Bakan Yıldırım 3. köprünün isminin ne olacağının sorulması üzerine ise, “Günü gelince en uygun en yakışan ismi bu köprüye veririz. Onun mekanizması nasıl verileceği bellidir. İşimiz köprüyü biran önce yapıp İstanbulluların emrine vermemiz. Geçiş ücretleri konusunda belirlediğimiz tavan ücretler var. Otomobil eşdeğeri olarak yolda km başına 0.8 cent. Köprü geçiş ücreti de 3 dolar karşılığı Türk parası olacak. Bunlar tavan ücretlerdir. Trafik durumuna göre bu ücretleri aşamaz ama altında tarife uygulamasında mani yoktur. Trafiği arttırıp sürümden kazanmak için tarifeyi belirlenen sınırların altında tutabilir”
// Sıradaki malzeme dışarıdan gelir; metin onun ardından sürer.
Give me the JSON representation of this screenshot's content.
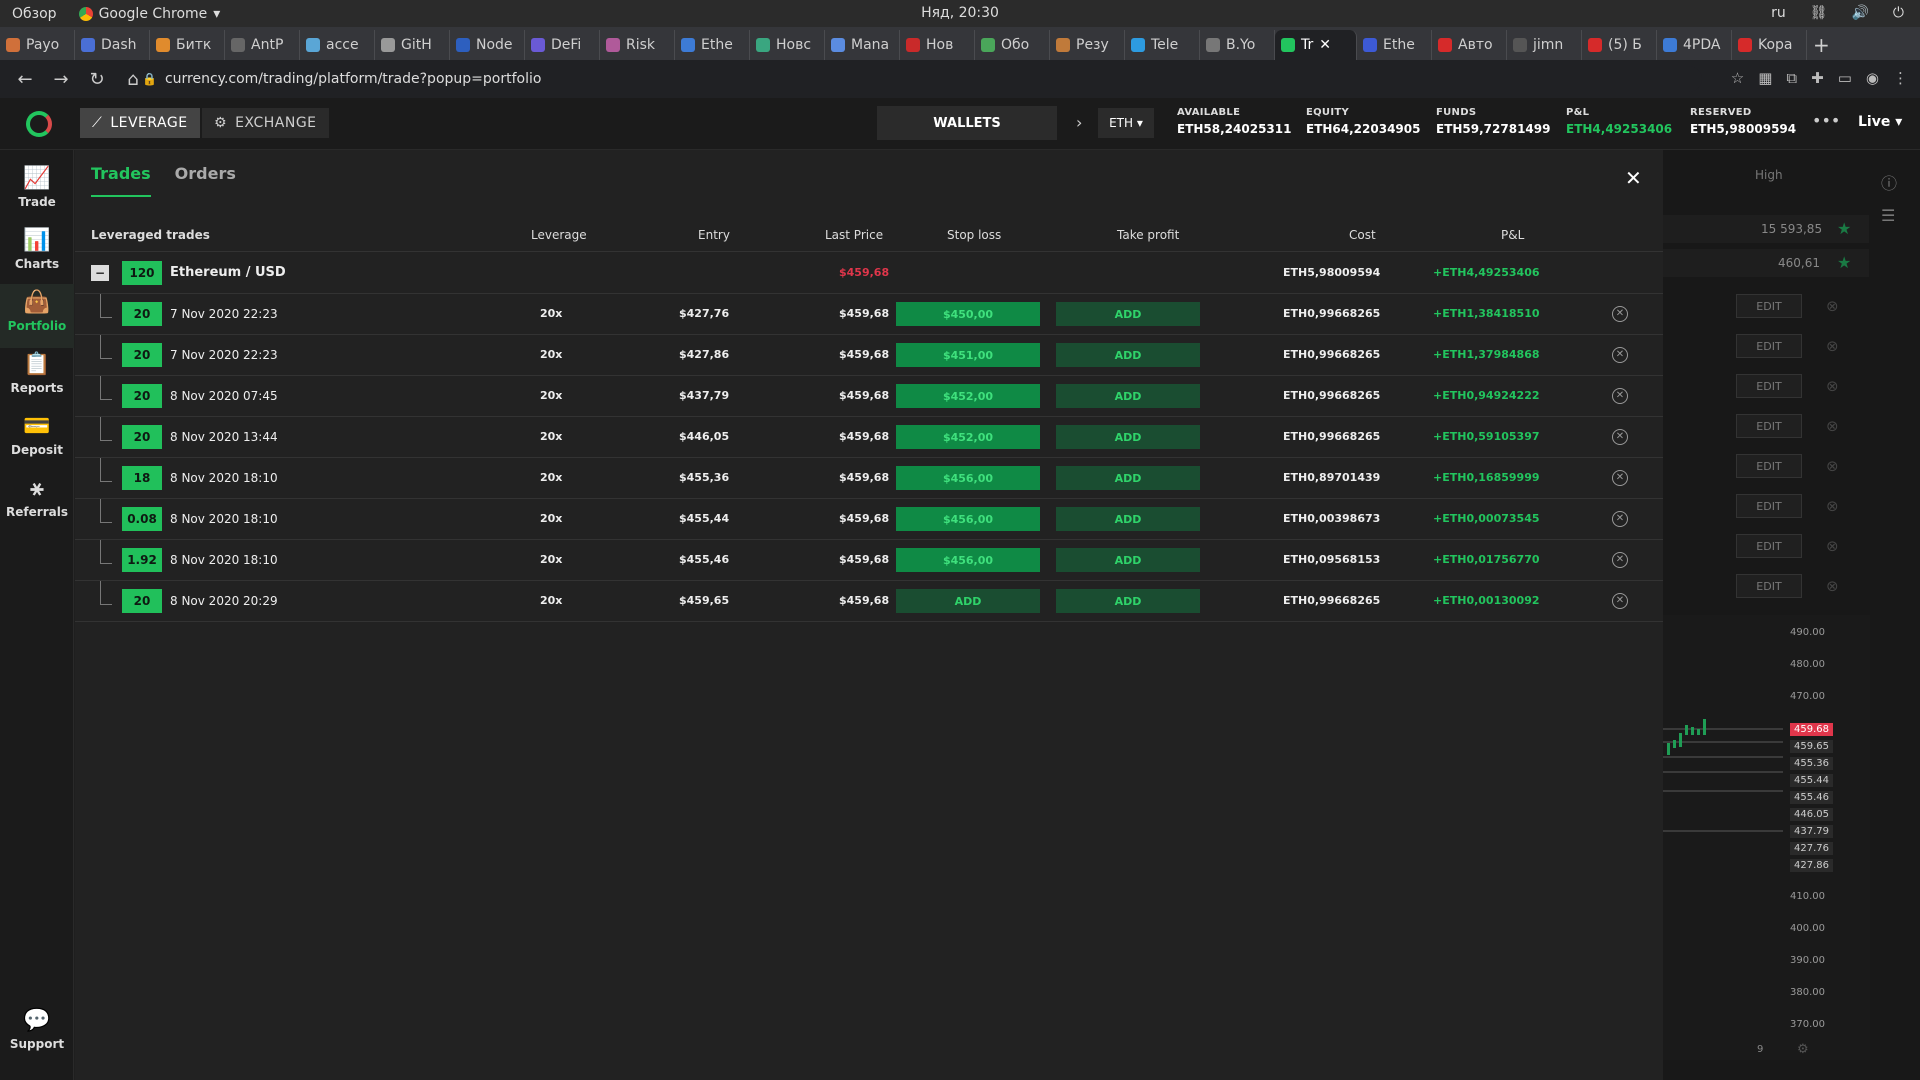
{
  "os": {
    "overview": "Обзор",
    "app": "Google Chrome",
    "clock": "Няд, 20:30",
    "lang": "ru"
  },
  "browser": {
    "tabs": [
      "Payo",
      "Dash",
      "Битк",
      "AntP",
      "acce",
      "GitH",
      "Node",
      "DeFi",
      "Risk",
      "Ethe",
      "Новс",
      "Mana",
      "Нов",
      "Обо",
      "Резу",
      "Tele",
      "B.Yo",
      "Tr",
      "Ethe",
      "Авто",
      "jimn",
      "(5) Б",
      "4PDA",
      "Kopa"
    ],
    "url": "currency.com/trading/platform/trade?popup=portfolio"
  },
  "header": {
    "leverage_label": "LEVERAGE",
    "exchange_label": "EXCHANGE",
    "wallets_label": "WALLETS",
    "currency": "ETH",
    "stats": [
      {
        "label": "AVAILABLE",
        "value": "ETH58,24025311"
      },
      {
        "label": "EQUITY",
        "value": "ETH64,22034905"
      },
      {
        "label": "FUNDS",
        "value": "ETH59,72781499"
      },
      {
        "label": "P&L",
        "value": "ETH4,49253406"
      },
      {
        "label": "RESERVED",
        "value": "ETH5,98009594"
      }
    ],
    "more": "•••",
    "live": "Live"
  },
  "sidebar": [
    {
      "label": "Trade",
      "icon": "trade-icon"
    },
    {
      "label": "Charts",
      "icon": "charts-icon"
    },
    {
      "label": "Portfolio",
      "icon": "portfolio-icon"
    },
    {
      "label": "Reports",
      "icon": "reports-icon"
    },
    {
      "label": "Deposit",
      "icon": "deposit-icon"
    },
    {
      "label": "Referrals",
      "icon": "referrals-icon"
    },
    {
      "label": "Support",
      "icon": "support-icon"
    }
  ],
  "panel": {
    "tabs": [
      "Trades",
      "Orders"
    ],
    "columns": {
      "name": "Leveraged trades",
      "leverage": "Leverage",
      "entry": "Entry",
      "last": "Last Price",
      "sl": "Stop loss",
      "tp": "Take profit",
      "cost": "Cost",
      "pnl": "P&L"
    },
    "group": {
      "qty": "120",
      "name": "Ethereum / USD",
      "last": "$459,68",
      "cost": "ETH5,98009594",
      "pnl": "+ETH4,49253406"
    },
    "trades": [
      {
        "qty": "20",
        "date": "7 Nov 2020 22:23",
        "lev": "20x",
        "entry": "$427,76",
        "last": "$459,68",
        "sl": "$450,00",
        "tp": "ADD",
        "cost": "ETH0,99668265",
        "pnl": "+ETH1,38418510"
      },
      {
        "qty": "20",
        "date": "7 Nov 2020 22:23",
        "lev": "20x",
        "entry": "$427,86",
        "last": "$459,68",
        "sl": "$451,00",
        "tp": "ADD",
        "cost": "ETH0,99668265",
        "pnl": "+ETH1,37984868"
      },
      {
        "qty": "20",
        "date": "8 Nov 2020 07:45",
        "lev": "20x",
        "entry": "$437,79",
        "last": "$459,68",
        "sl": "$452,00",
        "tp": "ADD",
        "cost": "ETH0,99668265",
        "pnl": "+ETH0,94924222"
      },
      {
        "qty": "20",
        "date": "8 Nov 2020 13:44",
        "lev": "20x",
        "entry": "$446,05",
        "last": "$459,68",
        "sl": "$452,00",
        "tp": "ADD",
        "cost": "ETH0,99668265",
        "pnl": "+ETH0,59105397"
      },
      {
        "qty": "18",
        "date": "8 Nov 2020 18:10",
        "lev": "20x",
        "entry": "$455,36",
        "last": "$459,68",
        "sl": "$456,00",
        "tp": "ADD",
        "cost": "ETH0,89701439",
        "pnl": "+ETH0,16859999"
      },
      {
        "qty": "0.08",
        "date": "8 Nov 2020 18:10",
        "lev": "20x",
        "entry": "$455,44",
        "last": "$459,68",
        "sl": "$456,00",
        "tp": "ADD",
        "cost": "ETH0,00398673",
        "pnl": "+ETH0,00073545"
      },
      {
        "qty": "1.92",
        "date": "8 Nov 2020 18:10",
        "lev": "20x",
        "entry": "$455,46",
        "last": "$459,68",
        "sl": "$456,00",
        "tp": "ADD",
        "cost": "ETH0,09568153",
        "pnl": "+ETH0,01756770"
      },
      {
        "qty": "20",
        "date": "8 Nov 2020 20:29",
        "lev": "20x",
        "entry": "$459,65",
        "last": "$459,68",
        "sl": "ADD",
        "tp": "ADD",
        "cost": "ETH0,99668265",
        "pnl": "+ETH0,00130092"
      }
    ]
  },
  "right": {
    "high_label": "High",
    "vals": [
      "15 593,85",
      "460,61"
    ],
    "edit_label": "EDIT",
    "price_labels": [
      "490.00",
      "480.00",
      "470.00",
      "459.68",
      "459.65",
      "455.36",
      "455.44",
      "455.46",
      "446.05",
      "437.79",
      "427.76",
      "427.86",
      "410.00",
      "400.00",
      "390.00",
      "380.00",
      "370.00"
    ],
    "footer": "9"
  }
}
“OGS İLE HGS’Yİ KONUŞTURUYORUZ”
Mevcut köprülerde devam eden OGS - HGS uygulamaları ile ilgili aksaklıkları da değerlendiren Bakan Yıldırım, şunları söyledi:
“Önceden kartlı geçiş sistemi vardı. Ortama gişeden bir aracın geçişi için 21 saniye gerekiyordu. Bu da trafik akışını yavaşlatıyordu. Biz de KGS’yi kaldırıp yeni bir geçiş sistemi yaptık. OGS caydırcı ve temini çok zor pahalıydı. 60 TL verip OGS cihazı almanız gerekiyor. Biz aynı şartlarda, kart gerektirmeyen, aynı hızda geçiş yapabilen bir sistem geliştirdik, HGS. Şu anda 4 milyon HGS, 3 milyon OGS abonesi var. Şu anda iki sistem birbiri ile konuşturuluyor. Diyelim bu şerit HGS olsa bile geçtiğinde OGS’yi de tanıyacak, şu anda tanımıyor. Bu yazılım entegrasyon yazılımı bittiğinde bu sorun da ortadan kalkacak”.
Köprünün yapımında çevreye kesinlikle zarar verilmeyeceğini anlatan Yıldırım “Buradaki ağaçlar kesilmiyor. Kesilen ağaçların çok daha fazlası ya taşınacak ya da yerine dikim yapılacak. Zaten proje bu kadar çok viyadükle yapılmasının nedeni bu. Yeşil alanlara zarar vermemek için zor bir yöntem ve pahalı bir yöntem seçtik” şeklinde konuştu.